Je préfère dire que je suis en train de lire la dernière aventure de son Héros, Kurt Wallander, le policier fatigué qui se confond si bien avec sa province du sud Suède, face au Danemark, cette "Scannie" que j'ai découverte à travers les ouvrages d'H. Mankell, si loin des clichés des fjords et des aurores boréales.
Ici, c'est plutôt plat, souvent humide, avec des jours qui voient peu le soleil, ou alors des étés trop chauds ( "les morts de la St Jean"- remarquable également).

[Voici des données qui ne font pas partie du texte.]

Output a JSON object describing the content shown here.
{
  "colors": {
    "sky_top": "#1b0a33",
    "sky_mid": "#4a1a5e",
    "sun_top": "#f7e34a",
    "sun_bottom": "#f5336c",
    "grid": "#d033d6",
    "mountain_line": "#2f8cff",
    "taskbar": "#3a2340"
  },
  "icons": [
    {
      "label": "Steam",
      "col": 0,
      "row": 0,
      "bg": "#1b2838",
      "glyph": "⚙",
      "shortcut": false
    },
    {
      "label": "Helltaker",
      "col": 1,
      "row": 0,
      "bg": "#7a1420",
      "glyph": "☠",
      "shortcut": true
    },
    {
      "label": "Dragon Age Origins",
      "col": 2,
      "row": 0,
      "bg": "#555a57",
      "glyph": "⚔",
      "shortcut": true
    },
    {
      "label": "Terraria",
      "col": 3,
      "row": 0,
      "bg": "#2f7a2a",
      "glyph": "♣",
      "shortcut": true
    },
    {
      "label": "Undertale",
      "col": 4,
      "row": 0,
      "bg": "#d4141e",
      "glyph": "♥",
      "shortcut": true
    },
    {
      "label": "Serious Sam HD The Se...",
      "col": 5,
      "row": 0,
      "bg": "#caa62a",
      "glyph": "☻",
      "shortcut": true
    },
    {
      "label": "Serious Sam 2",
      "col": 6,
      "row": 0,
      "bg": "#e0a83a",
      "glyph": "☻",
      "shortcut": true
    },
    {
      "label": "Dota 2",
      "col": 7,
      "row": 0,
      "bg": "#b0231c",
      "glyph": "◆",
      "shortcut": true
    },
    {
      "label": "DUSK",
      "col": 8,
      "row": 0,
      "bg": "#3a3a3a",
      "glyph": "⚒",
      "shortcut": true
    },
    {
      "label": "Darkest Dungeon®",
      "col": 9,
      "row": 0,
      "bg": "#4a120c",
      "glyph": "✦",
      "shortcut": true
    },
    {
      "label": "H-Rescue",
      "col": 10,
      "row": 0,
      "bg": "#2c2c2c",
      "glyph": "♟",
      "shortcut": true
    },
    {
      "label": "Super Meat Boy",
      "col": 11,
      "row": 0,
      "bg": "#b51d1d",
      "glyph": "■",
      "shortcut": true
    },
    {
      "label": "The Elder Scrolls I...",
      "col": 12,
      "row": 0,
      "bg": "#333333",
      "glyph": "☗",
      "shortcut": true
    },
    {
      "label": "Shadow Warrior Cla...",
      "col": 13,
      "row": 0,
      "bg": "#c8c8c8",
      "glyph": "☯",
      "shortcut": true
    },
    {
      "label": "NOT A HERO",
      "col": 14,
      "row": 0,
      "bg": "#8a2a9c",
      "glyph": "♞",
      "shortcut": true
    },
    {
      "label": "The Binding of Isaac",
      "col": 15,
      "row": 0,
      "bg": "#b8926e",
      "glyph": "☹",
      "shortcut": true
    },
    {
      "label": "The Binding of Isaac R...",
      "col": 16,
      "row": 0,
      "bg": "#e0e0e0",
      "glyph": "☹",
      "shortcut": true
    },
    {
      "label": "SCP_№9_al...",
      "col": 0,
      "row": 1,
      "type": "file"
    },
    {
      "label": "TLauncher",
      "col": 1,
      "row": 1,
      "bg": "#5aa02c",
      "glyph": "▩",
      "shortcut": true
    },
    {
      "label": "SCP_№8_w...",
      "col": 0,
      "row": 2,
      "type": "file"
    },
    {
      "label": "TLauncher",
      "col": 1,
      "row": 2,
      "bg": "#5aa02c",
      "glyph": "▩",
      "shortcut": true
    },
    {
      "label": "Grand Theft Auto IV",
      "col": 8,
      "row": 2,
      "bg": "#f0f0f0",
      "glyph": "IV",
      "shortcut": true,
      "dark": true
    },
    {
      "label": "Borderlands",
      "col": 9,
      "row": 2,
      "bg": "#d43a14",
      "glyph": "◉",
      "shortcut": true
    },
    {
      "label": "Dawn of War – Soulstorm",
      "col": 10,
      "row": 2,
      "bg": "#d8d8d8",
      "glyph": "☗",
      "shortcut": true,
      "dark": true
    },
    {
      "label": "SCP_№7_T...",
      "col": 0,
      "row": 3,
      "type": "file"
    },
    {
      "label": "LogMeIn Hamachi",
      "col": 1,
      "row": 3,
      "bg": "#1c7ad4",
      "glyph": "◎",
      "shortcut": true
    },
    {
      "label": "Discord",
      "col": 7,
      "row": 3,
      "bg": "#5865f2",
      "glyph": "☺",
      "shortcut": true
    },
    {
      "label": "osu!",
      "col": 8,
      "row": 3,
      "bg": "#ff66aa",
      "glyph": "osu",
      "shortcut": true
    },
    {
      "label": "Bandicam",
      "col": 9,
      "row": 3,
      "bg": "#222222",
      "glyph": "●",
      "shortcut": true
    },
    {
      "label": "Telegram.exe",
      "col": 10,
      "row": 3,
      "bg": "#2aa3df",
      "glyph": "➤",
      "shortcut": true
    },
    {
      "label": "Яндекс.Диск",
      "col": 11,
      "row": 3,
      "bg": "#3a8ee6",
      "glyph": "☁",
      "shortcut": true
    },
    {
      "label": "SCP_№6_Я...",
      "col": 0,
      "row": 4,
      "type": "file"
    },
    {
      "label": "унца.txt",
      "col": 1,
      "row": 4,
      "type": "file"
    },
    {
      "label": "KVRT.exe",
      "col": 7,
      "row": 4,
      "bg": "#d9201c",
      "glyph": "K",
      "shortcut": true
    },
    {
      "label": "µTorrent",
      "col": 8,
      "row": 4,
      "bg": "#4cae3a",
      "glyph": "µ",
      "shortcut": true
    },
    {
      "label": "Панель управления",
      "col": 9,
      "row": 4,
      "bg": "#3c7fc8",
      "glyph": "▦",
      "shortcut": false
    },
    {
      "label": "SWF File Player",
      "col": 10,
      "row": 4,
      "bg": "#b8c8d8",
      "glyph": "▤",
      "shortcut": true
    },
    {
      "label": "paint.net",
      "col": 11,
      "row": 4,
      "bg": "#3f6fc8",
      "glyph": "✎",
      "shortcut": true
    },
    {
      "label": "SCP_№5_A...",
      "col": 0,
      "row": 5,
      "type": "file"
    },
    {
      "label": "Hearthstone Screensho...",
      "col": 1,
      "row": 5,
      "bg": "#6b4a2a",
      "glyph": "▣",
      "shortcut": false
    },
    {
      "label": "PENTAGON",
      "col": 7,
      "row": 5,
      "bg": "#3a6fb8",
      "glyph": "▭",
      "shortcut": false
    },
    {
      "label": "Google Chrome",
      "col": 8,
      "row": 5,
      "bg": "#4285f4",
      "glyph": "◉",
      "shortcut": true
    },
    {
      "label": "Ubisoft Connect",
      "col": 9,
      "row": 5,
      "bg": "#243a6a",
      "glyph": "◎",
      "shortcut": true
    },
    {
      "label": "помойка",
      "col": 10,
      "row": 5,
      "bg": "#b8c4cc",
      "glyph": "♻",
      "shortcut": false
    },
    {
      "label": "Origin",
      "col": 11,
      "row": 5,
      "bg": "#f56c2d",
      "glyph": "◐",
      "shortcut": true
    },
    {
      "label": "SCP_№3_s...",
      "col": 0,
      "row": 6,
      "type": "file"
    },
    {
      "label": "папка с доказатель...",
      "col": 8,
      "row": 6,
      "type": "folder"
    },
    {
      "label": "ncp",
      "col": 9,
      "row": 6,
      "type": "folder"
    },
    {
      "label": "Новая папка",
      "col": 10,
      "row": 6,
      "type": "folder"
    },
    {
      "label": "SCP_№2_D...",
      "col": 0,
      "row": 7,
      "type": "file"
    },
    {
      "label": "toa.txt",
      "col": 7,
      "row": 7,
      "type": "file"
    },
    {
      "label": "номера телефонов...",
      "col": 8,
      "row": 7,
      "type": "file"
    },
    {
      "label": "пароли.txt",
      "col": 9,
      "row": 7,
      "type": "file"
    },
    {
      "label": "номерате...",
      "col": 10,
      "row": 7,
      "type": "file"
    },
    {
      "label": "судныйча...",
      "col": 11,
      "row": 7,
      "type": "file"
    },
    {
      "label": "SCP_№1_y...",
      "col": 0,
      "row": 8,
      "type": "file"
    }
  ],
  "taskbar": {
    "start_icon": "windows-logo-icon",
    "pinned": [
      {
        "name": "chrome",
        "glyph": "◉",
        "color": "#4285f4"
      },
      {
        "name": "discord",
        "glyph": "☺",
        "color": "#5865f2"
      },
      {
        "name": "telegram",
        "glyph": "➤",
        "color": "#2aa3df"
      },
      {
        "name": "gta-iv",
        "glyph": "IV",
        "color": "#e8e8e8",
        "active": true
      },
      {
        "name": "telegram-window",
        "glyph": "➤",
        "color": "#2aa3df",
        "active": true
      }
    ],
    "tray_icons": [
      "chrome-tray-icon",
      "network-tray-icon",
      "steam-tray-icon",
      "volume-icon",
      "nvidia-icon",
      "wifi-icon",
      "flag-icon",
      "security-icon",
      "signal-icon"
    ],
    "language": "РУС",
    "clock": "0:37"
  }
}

Des fermes isolées de tout où il se passe souvent des choses un peu bizarres, des immeubles dans des quartiers sans âme, des ports sans cachet et des ferries qui filent vers Copenhague.
Tout comme le commissariat où l'on se plaint des horaires, des salaires de misère, des voitures trop vieilles, des réunions où l'on tient à coup de cafés au matin blafard après des mauvaises nuits. Avec les policiers (dont des femmes) appliqués dans leur travail règlementaire, et qui nous paraissent étonnamment humains avec leurs difficultés banales (un père atteint d'Alzheimer, des enfants à élever seule, l'hypertension ou le diabète..) et un monde relationnel plutôt vacant en dehors du boulot.
Et le boulot, il y en a dans cette Scannie, où des disparitions ou meurtres sont la base de remarquables et lancinantes enquêtes. Il ne faut pas être pressé, ne pas s'attendre à mille rebondissements, mais il y en a, qui viennent à leur rythme, au rythme de cette province.
On est loin de la plupart des polars américains bien calibrés. (quoique Connelly..)
Mais on s'y prend, on s'y noie, dans cette Scannie humide en accompagnant un Kurt Wallander bien las, ronchon, mais si attachant et si captivant.